My interpretation is:

• that the rain leads (happens first),
• there is a significant correlation that peaks at a lag of \$\approx 450\$ (I can check the exact number, I know that part).
• I don’t know how to find out the time that correlation affects the river flow, I think the name is “retention”. What I see is the graph follows the same shape of the first graph, when the river losing the water after the rain. I don’t if based on that I can say the retention lasts from \$\approx 450\$ when it peaks to \$\approx 800\$ (I can check this in the object created in the dataframe returned by `ccf` and see when the water level comes back to the value of “before rain”. Is that right? Is there a better way to find the retention?

Am I right?

This time series doesn’t have periodicity or seasonality. Rain can come any time and cause an effect. It does reduce in summer, but it still happens, it’s an area with a lot of rain all year around.

Model and forecast.
I don’t know how to create a model to be able to do a forecast that tells me how much is a river going to increase the volume after a period of rain.
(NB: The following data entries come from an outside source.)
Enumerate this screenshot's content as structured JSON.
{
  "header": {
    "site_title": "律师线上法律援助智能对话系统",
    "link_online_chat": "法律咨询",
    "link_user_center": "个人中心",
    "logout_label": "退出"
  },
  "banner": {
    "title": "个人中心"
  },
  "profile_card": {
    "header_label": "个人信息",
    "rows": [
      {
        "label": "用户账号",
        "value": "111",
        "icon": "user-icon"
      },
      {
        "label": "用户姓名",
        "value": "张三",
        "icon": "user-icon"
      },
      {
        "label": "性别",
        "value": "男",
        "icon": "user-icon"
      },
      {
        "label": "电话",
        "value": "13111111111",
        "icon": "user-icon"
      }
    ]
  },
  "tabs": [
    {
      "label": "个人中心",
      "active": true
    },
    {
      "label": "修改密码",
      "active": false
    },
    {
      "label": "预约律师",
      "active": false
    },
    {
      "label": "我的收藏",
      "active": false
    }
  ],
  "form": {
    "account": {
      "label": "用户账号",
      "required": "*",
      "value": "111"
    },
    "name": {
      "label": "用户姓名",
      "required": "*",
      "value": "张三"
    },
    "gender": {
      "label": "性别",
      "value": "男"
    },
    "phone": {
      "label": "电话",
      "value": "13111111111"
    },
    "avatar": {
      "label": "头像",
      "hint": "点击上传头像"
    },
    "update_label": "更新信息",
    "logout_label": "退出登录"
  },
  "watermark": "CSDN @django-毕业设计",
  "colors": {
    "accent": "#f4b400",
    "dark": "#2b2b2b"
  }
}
I’ve been trying some `arima`, `auto arima` but haven’t been very successful. Should I use `Arima`, `vars` or other different multivariate model? Any link to a example would be of great help.

Please, let me know if you know the best way to create this prediction, what model should I use. There are a few other things I’m considering doing but taken them out of this explanation for simplicity.
I can share some data if required.